Signé dans la douleur fin octobre par Bruxelles et Ottawa, l'accord de libre-échange entre l'Union européenne et le Canada, toujours très critiqué, sera soumis mercredi au vote du Parlement européen à Strasbourg.

Voilà des semaines que la commissaire européenne au Commerce, Cecilia Malmström, n'a de cesse de défendre ce traité qu'elle considère comme «le plus progressiste jamais conclu dans l'histoire» et qu'elle juge «plus important que jamais» pour contrer le protectionnisme de Donald Trump.

Mais l'Accord économique et commercial global (AECG), négocié pendant 7 ans, reste un accord contesté, jugé anti-démocratique par ses opposants, trop favorable aux multinationales, léger sur la protection de l'environnement ou encore dangereux pour l'agriculture européenne.

Un vote positif des eurodéputés ouvrirait la voie à l'application provisoire, a priori dès le mois d'avril, d'une grande partie du texte, exception faite de quelques chapitres litigieux, le temps qu'il soit ratifié par l'ensemble des Parlements nationaux et régionaux de l'UE.

Le rapport de force semble plutôt favorable aux partisans du AECG (droite, libéraux et une majorité des socialistes) qu'à ses opposants (verts, extrême gauche, extrême droite et certains socialistes).

Le premier ministre canadien Justin Trudeau a prévu de s'exprimer devant les députés jeudi, au lendemain du vote.

Selon Bruxelles, le AECG fera progresser de 25% le commerce de l'UE avec le Canada, son 12e partenaire commercial, faisant croître le PIB européen d'environ 12 milliards d'euros par an.

Pour important qu'il soit, ce chiffre reste à comparer aux 14 600 milliards d'euros de PIB de l'UE en 2015.

Mais plus qu'un simple accord de libre-échange, Bruxelles veut faire du AECG un modèle pour les traités commerciaux à venir.

Loin de se limiter à la seule suppression des entraves au commerce des biens et des services, le texte promeut la coopération en matière de normes sociales et environnementales.

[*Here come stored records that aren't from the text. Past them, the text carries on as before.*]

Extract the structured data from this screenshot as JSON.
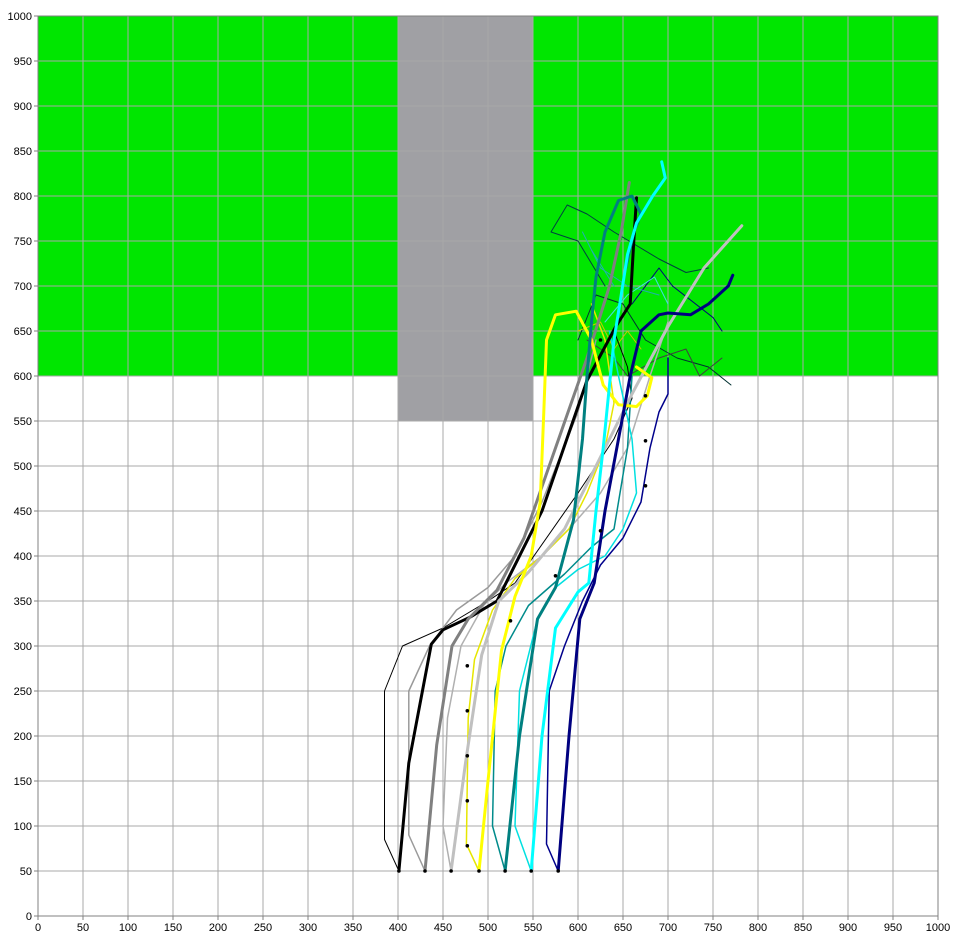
{
  "chart_data": {
    "type": "line",
    "title": "",
    "xlabel": "",
    "ylabel": "",
    "xlim": [
      0,
      1000
    ],
    "ylim": [
      0,
      1000
    ],
    "x_tick_step": 50,
    "y_tick_step": 50,
    "x_ticks": [
      "0",
      "50",
      "100",
      "150",
      "200",
      "250",
      "300",
      "350",
      "400",
      "450",
      "500",
      "550",
      "600",
      "650",
      "700",
      "750",
      "800",
      "850",
      "900",
      "950",
      "1000"
    ],
    "y_ticks": [
      "0",
      "50",
      "100",
      "150",
      "200",
      "250",
      "300",
      "350",
      "400",
      "450",
      "500",
      "550",
      "600",
      "650",
      "700",
      "750",
      "800",
      "850",
      "900",
      "950",
      "1000"
    ],
    "grid": true,
    "legend": "none",
    "regions": [
      {
        "kind": "rect",
        "x0": 0,
        "x1": 1000,
        "y0": 600,
        "y1": 1000,
        "color": "#00e600"
      },
      {
        "kind": "rect",
        "x0": 400,
        "x1": 550,
        "y0": 550,
        "y1": 1000,
        "color": "#a0a0a4"
      }
    ],
    "series": [
      {
        "color": "#000000",
        "width": 3,
        "points": [
          [
            401,
            50
          ],
          [
            412,
            170
          ],
          [
            437,
            302
          ],
          [
            450,
            318
          ],
          [
            480,
            332
          ],
          [
            510,
            350
          ],
          [
            560,
            450
          ],
          [
            610,
            595
          ],
          [
            642,
            655
          ],
          [
            658,
            680
          ],
          [
            662,
            750
          ],
          [
            665,
            798
          ]
        ]
      },
      {
        "color": "#000000",
        "width": 1,
        "points": [
          [
            401,
            50
          ],
          [
            385,
            85
          ],
          [
            385,
            250
          ],
          [
            405,
            300
          ],
          [
            450,
            320
          ],
          [
            500,
            350
          ],
          [
            530,
            370
          ],
          [
            600,
            470
          ],
          [
            640,
            530
          ],
          [
            660,
            575
          ],
          [
            655,
            610
          ],
          [
            640,
            650
          ]
        ]
      },
      {
        "color": "#808080",
        "width": 3,
        "points": [
          [
            430,
            50
          ],
          [
            443,
            190
          ],
          [
            460,
            300
          ],
          [
            478,
            330
          ],
          [
            510,
            362
          ],
          [
            540,
            420
          ],
          [
            575,
            520
          ],
          [
            610,
            620
          ],
          [
            635,
            700
          ],
          [
            648,
            760
          ],
          [
            657,
            815
          ]
        ]
      },
      {
        "color": "#9a9a9a",
        "width": 1.5,
        "points": [
          [
            430,
            50
          ],
          [
            412,
            90
          ],
          [
            412,
            250
          ],
          [
            435,
            300
          ],
          [
            465,
            340
          ],
          [
            500,
            365
          ],
          [
            530,
            400
          ],
          [
            560,
            460
          ],
          [
            600,
            560
          ],
          [
            620,
            640
          ]
        ]
      },
      {
        "color": "#c0c0c0",
        "width": 3,
        "points": [
          [
            459,
            50
          ],
          [
            475,
            170
          ],
          [
            493,
            290
          ],
          [
            512,
            350
          ],
          [
            545,
            382
          ],
          [
            585,
            430
          ],
          [
            620,
            500
          ],
          [
            660,
            580
          ],
          [
            700,
            655
          ],
          [
            740,
            720
          ],
          [
            782,
            767
          ]
        ]
      },
      {
        "color": "#b0b0b0",
        "width": 1.5,
        "points": [
          [
            459,
            50
          ],
          [
            450,
            100
          ],
          [
            455,
            220
          ],
          [
            470,
            300
          ],
          [
            495,
            345
          ],
          [
            520,
            370
          ],
          [
            560,
            400
          ],
          [
            590,
            430
          ],
          [
            625,
            470
          ],
          [
            655,
            520
          ],
          [
            680,
            600
          ],
          [
            700,
            660
          ]
        ]
      },
      {
        "color": "#ffff00",
        "width": 3,
        "points": [
          [
            490,
            50
          ],
          [
            500,
            150
          ],
          [
            515,
            295
          ],
          [
            530,
            355
          ],
          [
            548,
            400
          ],
          [
            558,
            460
          ],
          [
            562,
            560
          ],
          [
            565,
            640
          ],
          [
            575,
            668
          ],
          [
            598,
            672
          ],
          [
            615,
            640
          ],
          [
            628,
            590
          ],
          [
            645,
            568
          ],
          [
            665,
            566
          ],
          [
            677,
            578
          ],
          [
            682,
            598
          ],
          [
            665,
            610
          ]
        ]
      },
      {
        "color": "#e6e600",
        "width": 1.5,
        "points": [
          [
            490,
            50
          ],
          [
            476,
            80
          ],
          [
            478,
            220
          ],
          [
            485,
            285
          ],
          [
            505,
            340
          ],
          [
            530,
            375
          ],
          [
            560,
            400
          ],
          [
            590,
            430
          ],
          [
            610,
            470
          ],
          [
            630,
            520
          ],
          [
            640,
            570
          ],
          [
            630,
            640
          ],
          [
            615,
            680
          ]
        ]
      },
      {
        "color": "#008080",
        "width": 3,
        "points": [
          [
            519,
            50
          ],
          [
            535,
            200
          ],
          [
            555,
            330
          ],
          [
            575,
            365
          ],
          [
            595,
            440
          ],
          [
            605,
            530
          ],
          [
            610,
            600
          ],
          [
            615,
            660
          ],
          [
            620,
            710
          ],
          [
            630,
            760
          ],
          [
            645,
            795
          ],
          [
            660,
            800
          ],
          [
            670,
            780
          ],
          [
            662,
            760
          ],
          [
            653,
            720
          ]
        ]
      },
      {
        "color": "#008b8b",
        "width": 1.5,
        "points": [
          [
            519,
            50
          ],
          [
            505,
            100
          ],
          [
            508,
            250
          ],
          [
            520,
            300
          ],
          [
            545,
            345
          ],
          [
            585,
            380
          ],
          [
            615,
            410
          ],
          [
            640,
            430
          ],
          [
            655,
            520
          ],
          [
            660,
            600
          ]
        ]
      },
      {
        "color": "#00ffff",
        "width": 3,
        "points": [
          [
            548,
            50
          ],
          [
            560,
            200
          ],
          [
            575,
            320
          ],
          [
            600,
            360
          ],
          [
            612,
            370
          ],
          [
            620,
            450
          ],
          [
            628,
            520
          ],
          [
            640,
            640
          ],
          [
            648,
            690
          ],
          [
            655,
            735
          ],
          [
            665,
            770
          ],
          [
            683,
            800
          ],
          [
            697,
            820
          ],
          [
            693,
            838
          ]
        ]
      },
      {
        "color": "#00e0e0",
        "width": 1.5,
        "points": [
          [
            548,
            50
          ],
          [
            530,
            100
          ],
          [
            535,
            250
          ],
          [
            555,
            330
          ],
          [
            575,
            365
          ],
          [
            600,
            385
          ],
          [
            630,
            400
          ],
          [
            650,
            430
          ],
          [
            665,
            470
          ],
          [
            660,
            530
          ],
          [
            645,
            600
          ],
          [
            635,
            650
          ]
        ]
      },
      {
        "color": "#000080",
        "width": 3,
        "points": [
          [
            578,
            50
          ],
          [
            590,
            200
          ],
          [
            602,
            330
          ],
          [
            618,
            370
          ],
          [
            630,
            450
          ],
          [
            645,
            530
          ],
          [
            658,
            600
          ],
          [
            670,
            650
          ],
          [
            690,
            668
          ],
          [
            700,
            670
          ],
          [
            725,
            668
          ],
          [
            745,
            680
          ],
          [
            767,
            700
          ],
          [
            772,
            712
          ]
        ]
      },
      {
        "color": "#00008b",
        "width": 1.5,
        "points": [
          [
            578,
            50
          ],
          [
            565,
            80
          ],
          [
            568,
            250
          ],
          [
            585,
            300
          ],
          [
            605,
            350
          ],
          [
            625,
            390
          ],
          [
            650,
            420
          ],
          [
            670,
            460
          ],
          [
            680,
            520
          ],
          [
            690,
            560
          ],
          [
            700,
            580
          ],
          [
            700,
            620
          ]
        ]
      }
    ],
    "branches": [
      {
        "color": "#004040",
        "points": [
          [
            630,
            700
          ],
          [
            600,
            750
          ],
          [
            570,
            760
          ],
          [
            588,
            790
          ],
          [
            610,
            780
          ],
          [
            640,
            760
          ],
          [
            665,
            745
          ],
          [
            690,
            730
          ],
          [
            720,
            715
          ],
          [
            745,
            720
          ]
        ]
      },
      {
        "color": "#003030",
        "points": [
          [
            600,
            640
          ],
          [
            620,
            690
          ],
          [
            650,
            680
          ],
          [
            675,
            640
          ],
          [
            710,
            620
          ],
          [
            745,
            610
          ],
          [
            770,
            590
          ]
        ]
      },
      {
        "color": "#00007a",
        "points": [
          [
            660,
            680
          ],
          [
            690,
            720
          ],
          [
            705,
            700
          ],
          [
            750,
            665
          ],
          [
            760,
            650
          ]
        ]
      },
      {
        "color": "#20b0b0",
        "points": [
          [
            640,
            700
          ],
          [
            615,
            740
          ],
          [
            605,
            760
          ],
          [
            625,
            720
          ],
          [
            655,
            700
          ],
          [
            690,
            690
          ]
        ]
      },
      {
        "color": "#40e0e0",
        "points": [
          [
            630,
            660
          ],
          [
            655,
            690
          ],
          [
            685,
            710
          ],
          [
            700,
            680
          ]
        ]
      },
      {
        "color": "#c8c800",
        "points": [
          [
            600,
            650
          ],
          [
            625,
            660
          ],
          [
            640,
            630
          ],
          [
            655,
            650
          ],
          [
            670,
            630
          ]
        ]
      },
      {
        "color": "#404040",
        "points": [
          [
            610,
            640
          ],
          [
            640,
            620
          ],
          [
            655,
            600
          ],
          [
            690,
            620
          ],
          [
            720,
            630
          ],
          [
            735,
            600
          ],
          [
            760,
            620
          ]
        ]
      }
    ],
    "markers": [
      {
        "x": 401,
        "y": 50
      },
      {
        "x": 430,
        "y": 50
      },
      {
        "x": 459,
        "y": 50
      },
      {
        "x": 490,
        "y": 50
      },
      {
        "x": 519,
        "y": 50
      },
      {
        "x": 548,
        "y": 50
      },
      {
        "x": 578,
        "y": 50
      },
      {
        "x": 477,
        "y": 78
      },
      {
        "x": 477,
        "y": 128
      },
      {
        "x": 477,
        "y": 178
      },
      {
        "x": 477,
        "y": 228
      },
      {
        "x": 477,
        "y": 278
      },
      {
        "x": 525,
        "y": 328
      },
      {
        "x": 575,
        "y": 378
      },
      {
        "x": 625,
        "y": 428
      },
      {
        "x": 675,
        "y": 478
      },
      {
        "x": 675,
        "y": 528
      },
      {
        "x": 675,
        "y": 578
      },
      {
        "x": 625,
        "y": 640
      }
    ]
  }
}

«Il élève la norme pour les futurs accords de libre-échange», résume Justin Trudeau.

230 000 emplois perdus

Les opposants ne rendent cependant pas les armes: plusieurs manifestations anti-AECG sont prévues dans la semaine à Strasbourg.

Parmi les interrogations qui persistent, celles autour des «tribunaux d'arbitrage» que le traité doit mettre en place restent vives.

Ces tribunaux --exclus du champ d'application provisoire du texte-- pourront être saisis par une entreprise qui a investi dans un secteur particulier, si elle s'estime lésée par une nouvelle réglementation publique, afin de demander réparation à l'État concerné.

Bien que le texte modernise ces juridictions par rapport aux autres traités, avec possibilité d'appel et règles éthiques, les anti-AECG jugent ces avancées insuffisantes car encore trop défavorables aux États.

Le Parlement wallon s'en était notamment inquiété fin octobre, entraînant une mini-crise diplomatique, qui avait retardé de quelques jours la signature du texte par l'UE et le Canada.

Par ailleurs, plusieurs études ont remis en cause les bienfaits de l'accord, à commencer par celle de l'université américaine Tufts, près de Boston, qui estime que le AECG «va entraîner la perte de 230 000 emplois d'ici 2023», dont 200 000 dans l'UE.

Ou encore celle commanditée par les écologistes et le syndicat interprofessionnel de la viande, Interbev, qui juge l'accord déséquilibré, notamment pour les éleveurs bovins européens, face à des exploitants canadiens beaucoup plus puissants.

L'étude craint en outre que le AECG entraîne des conflits sanitaires, à cause des différence normatives entre Europe et Canada.

«Les produits canadiens ne pourront être importés et vendus dans l'UE que s'ils respectent pleinement notre réglementation», martèle la Commission en réponse.

Autre incertitude: pour que son application soit pleine et définitive, le texte devra être ratifié par l'ensemble des 38 Parlements nationaux et régionaux de l'UE.

Une procédure à l'issue incertaine, comme en témoigne le blocage wallon en octobre, qui prendra de toute façon plusieurs années.

Un rapport de la Commission nationale consultative des droits de l'homme (CNCDH), en France, s'interroge d'ailleurs sur «les conséquences d'un refus éventuel de l'un des Parlements nationaux».

Une question «épineuse», écrit-il, encore sans réponse.